According to Section 45 – of the Trades Practices Act arrangements or understandings restricting dealings or affecting competition are illegal.

It has been suggested that the Victims Support Agency (VSA) has been restricting free market place competition for the delivery of services to victims of crime now for some eight years.

If a victim of crime calls the well publicised VSA administered Helpline it has been suggested that callers are then automatically referred to a Victims Assistance and Counselling Program (VACP), also administered by the VSA. The restriction of trade occurs as victims are not informed of their alternate rights to seek support from private practitioners.

This is akin to someone requiring urgent medical treatment and is informed that they can only access treatment via a public hospital and then put on a six month waiting list as opposed to being informed that they can also seek treatment from a private hospital and can potentially receive treatment immediately.
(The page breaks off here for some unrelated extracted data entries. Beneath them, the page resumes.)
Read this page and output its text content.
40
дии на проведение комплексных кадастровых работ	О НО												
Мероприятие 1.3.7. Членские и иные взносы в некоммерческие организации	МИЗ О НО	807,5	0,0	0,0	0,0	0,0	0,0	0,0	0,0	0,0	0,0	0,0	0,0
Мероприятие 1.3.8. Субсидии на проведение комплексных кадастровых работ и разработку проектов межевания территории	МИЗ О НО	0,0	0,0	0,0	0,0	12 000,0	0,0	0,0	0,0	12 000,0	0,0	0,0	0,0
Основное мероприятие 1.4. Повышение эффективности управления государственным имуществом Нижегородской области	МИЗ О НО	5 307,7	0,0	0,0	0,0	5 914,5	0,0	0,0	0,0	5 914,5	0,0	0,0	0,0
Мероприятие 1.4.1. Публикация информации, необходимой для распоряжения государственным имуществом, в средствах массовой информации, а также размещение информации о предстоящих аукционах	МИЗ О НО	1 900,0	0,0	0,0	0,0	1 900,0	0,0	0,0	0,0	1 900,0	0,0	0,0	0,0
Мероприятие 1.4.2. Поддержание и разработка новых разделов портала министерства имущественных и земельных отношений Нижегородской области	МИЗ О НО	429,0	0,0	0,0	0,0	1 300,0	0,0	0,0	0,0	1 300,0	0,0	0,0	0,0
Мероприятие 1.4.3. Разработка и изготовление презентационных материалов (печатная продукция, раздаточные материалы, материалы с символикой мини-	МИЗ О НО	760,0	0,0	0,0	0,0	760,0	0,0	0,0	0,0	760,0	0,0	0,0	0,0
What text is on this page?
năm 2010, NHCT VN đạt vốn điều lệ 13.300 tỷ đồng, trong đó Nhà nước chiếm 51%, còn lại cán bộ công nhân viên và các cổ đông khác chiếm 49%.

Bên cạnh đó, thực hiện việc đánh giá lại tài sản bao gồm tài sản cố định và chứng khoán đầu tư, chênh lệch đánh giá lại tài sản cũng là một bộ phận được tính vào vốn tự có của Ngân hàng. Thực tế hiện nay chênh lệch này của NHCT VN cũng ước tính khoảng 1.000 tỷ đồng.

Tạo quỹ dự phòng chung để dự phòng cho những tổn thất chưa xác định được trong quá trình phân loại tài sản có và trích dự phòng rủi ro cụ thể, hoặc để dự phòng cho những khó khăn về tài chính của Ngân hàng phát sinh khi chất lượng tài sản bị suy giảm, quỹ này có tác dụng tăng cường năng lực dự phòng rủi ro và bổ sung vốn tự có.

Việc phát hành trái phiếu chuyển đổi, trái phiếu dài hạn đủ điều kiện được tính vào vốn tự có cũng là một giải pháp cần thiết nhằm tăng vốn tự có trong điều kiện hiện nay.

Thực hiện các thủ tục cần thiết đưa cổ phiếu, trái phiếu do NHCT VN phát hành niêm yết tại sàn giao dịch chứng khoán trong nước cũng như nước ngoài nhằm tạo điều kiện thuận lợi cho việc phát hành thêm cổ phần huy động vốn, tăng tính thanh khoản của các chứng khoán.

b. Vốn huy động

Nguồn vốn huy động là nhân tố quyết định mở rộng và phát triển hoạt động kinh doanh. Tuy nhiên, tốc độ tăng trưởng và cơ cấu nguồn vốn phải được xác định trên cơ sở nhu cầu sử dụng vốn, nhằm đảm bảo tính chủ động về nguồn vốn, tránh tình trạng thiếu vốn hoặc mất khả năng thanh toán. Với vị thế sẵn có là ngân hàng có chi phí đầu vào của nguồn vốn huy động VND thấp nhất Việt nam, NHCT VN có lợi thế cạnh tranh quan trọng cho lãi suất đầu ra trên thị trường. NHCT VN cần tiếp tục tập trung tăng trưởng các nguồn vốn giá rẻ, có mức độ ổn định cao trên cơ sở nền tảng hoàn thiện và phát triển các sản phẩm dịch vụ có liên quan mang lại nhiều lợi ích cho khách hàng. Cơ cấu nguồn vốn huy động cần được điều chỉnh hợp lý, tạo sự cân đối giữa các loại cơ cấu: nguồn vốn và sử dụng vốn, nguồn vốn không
It has been suggested that this monopoly, like all monopolies, has resulted in inefficiencies and a deterioration of services to victims of crime. An example is that this system necessitates victims to repeatedly tell their story to various others over an extended period of time, some six months, before they may receive any appropriate support.

It also appears that such a monopoly is also in breach of the Victim’s Charter by not informing victims of their entitlements and not providing those entitlements in the most appropriate and timely manner.

It has further been suggested that the VSA has actively attempted to discourage private organizations from informing victims of crime of their rights to seek support from private organizations.

The question arises as to why this potentially anti competitive behaviour has been allowed to occur and to continue over such an extended period of time. We now call on the Anti Competition and Consumer Commissioner, Australia’s competition regulator and national consumer law, to investigate this behaviour.